Les yeux durcissent encore. Les dents se serrent tellement autour du goulot de la bière qu'il est en train de vider que le plus âgé croit que le verre va lui péter dans la bouche, que les bris coupant vont se planter dans ses lèvres en tranches et qu'il faudra les lui retirer à la pince à épiler comme on déploie les ailes froissées d'un papillon de collection. La scène douillette a des airs de scène religieuse ou familiale. Peter s'imagine sans difficulté agenouillé devant l'enfant. Scott le regarde, derrière ses lèvres esquintées on aperçoit sa langue repliée, qu'il ne sait pas où ranger. Le sang a tâché ses dents, il coule sur son menton en minces filets qui rappellent l'hémorragie délicate du front épiné du Christ… Mais Scott s'essuie à son tour la bouche du revers de la main, d'un geste qui fait penser qu'il se tord la mâchoire du même coup, et le fantasme disparaît. La bouteille vide tinte sur la table en verre du loft.
« Tu comprends rien, » crache-t-il habillé de toute l'amertume du monde, grimace en masque, narine qui grimpe de dégoût. « Tu sais pas, » en secouant la tête avant de se lever. « Tu comprends rien et je vois même pas pourquoi je te parle de ça, » en esquissant deux-trois moulinets avec ses bras engourdis, des ersatz de lancers qui rappellent à Peter des souvenirs de baseball à Beacon Hill Highschool.
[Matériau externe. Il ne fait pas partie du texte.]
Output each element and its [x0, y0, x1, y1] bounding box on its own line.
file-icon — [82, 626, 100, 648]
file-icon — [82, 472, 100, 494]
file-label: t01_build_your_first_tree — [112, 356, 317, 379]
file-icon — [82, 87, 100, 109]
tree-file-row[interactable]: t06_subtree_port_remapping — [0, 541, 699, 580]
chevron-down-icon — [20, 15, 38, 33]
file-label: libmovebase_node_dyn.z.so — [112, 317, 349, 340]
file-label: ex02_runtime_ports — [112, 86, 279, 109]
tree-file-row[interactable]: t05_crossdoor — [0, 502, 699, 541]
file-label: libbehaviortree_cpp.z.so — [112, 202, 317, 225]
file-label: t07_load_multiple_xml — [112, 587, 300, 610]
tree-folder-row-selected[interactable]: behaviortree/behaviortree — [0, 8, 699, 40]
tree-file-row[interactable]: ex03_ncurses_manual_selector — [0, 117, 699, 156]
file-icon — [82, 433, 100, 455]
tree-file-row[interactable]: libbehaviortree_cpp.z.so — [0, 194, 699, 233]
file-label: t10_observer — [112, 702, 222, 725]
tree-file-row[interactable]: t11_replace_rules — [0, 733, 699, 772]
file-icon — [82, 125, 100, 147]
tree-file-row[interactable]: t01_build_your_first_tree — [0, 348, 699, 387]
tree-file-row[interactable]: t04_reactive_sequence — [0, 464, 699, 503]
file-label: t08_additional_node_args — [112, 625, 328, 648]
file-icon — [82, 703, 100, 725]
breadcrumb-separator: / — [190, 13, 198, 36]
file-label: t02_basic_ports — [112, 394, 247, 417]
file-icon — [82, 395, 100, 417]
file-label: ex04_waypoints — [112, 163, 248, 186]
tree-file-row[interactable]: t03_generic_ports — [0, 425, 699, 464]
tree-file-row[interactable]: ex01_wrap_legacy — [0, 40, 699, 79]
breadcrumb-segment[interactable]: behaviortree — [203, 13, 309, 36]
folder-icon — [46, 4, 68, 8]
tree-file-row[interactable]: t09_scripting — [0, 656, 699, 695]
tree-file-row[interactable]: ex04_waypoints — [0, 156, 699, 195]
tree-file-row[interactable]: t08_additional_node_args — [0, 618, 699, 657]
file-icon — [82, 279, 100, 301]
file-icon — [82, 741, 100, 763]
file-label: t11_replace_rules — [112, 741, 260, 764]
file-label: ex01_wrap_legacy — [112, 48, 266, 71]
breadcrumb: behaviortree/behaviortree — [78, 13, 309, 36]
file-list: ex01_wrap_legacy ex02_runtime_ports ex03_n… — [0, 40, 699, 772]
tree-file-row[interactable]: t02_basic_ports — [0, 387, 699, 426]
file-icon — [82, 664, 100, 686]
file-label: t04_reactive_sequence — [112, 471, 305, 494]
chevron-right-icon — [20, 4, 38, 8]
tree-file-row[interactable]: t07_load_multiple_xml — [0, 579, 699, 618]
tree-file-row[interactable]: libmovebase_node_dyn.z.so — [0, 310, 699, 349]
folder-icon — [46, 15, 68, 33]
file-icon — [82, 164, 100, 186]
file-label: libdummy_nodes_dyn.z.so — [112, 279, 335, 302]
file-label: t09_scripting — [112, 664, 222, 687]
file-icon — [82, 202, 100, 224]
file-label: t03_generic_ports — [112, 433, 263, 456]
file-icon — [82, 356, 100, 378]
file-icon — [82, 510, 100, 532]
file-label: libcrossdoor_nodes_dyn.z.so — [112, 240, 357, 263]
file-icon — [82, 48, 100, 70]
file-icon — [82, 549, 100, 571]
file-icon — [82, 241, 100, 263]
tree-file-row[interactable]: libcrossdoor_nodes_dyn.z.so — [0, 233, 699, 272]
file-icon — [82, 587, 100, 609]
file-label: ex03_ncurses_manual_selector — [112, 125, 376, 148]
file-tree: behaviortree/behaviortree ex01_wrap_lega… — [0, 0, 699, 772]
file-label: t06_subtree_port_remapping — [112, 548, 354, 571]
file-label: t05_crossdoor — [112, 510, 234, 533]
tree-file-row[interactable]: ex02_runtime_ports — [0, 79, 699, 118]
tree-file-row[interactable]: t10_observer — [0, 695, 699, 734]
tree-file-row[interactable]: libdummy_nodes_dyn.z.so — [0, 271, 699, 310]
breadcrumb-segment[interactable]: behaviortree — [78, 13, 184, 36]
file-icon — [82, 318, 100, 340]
« Alors pourquoi tu me racontes ça ? »
L'adulte goguenard touche aussi juste que les vieilles balles de Derek au square, que ses doigts à lui en cavale sous les jupes des cheerleaders, celles-là qui lui laissaient leurs odeurs de charcuterie sur les mains et lui claquaient le poignet lorsqu'il lâchait l'idiotie de trop.
« Ton hyperactif de meilleur ami est barré en vacances ? Laisse-moi deviner, avec mon crétin de neveu ? »
Le sourire du loup est vainqueur, élastique. Il ne retombe pas lorsque Scott enchaîne, en se passant les deux mains dans les cheveux :
« Lâche-le. Rentre chez toi, t'as rien à foutre ici.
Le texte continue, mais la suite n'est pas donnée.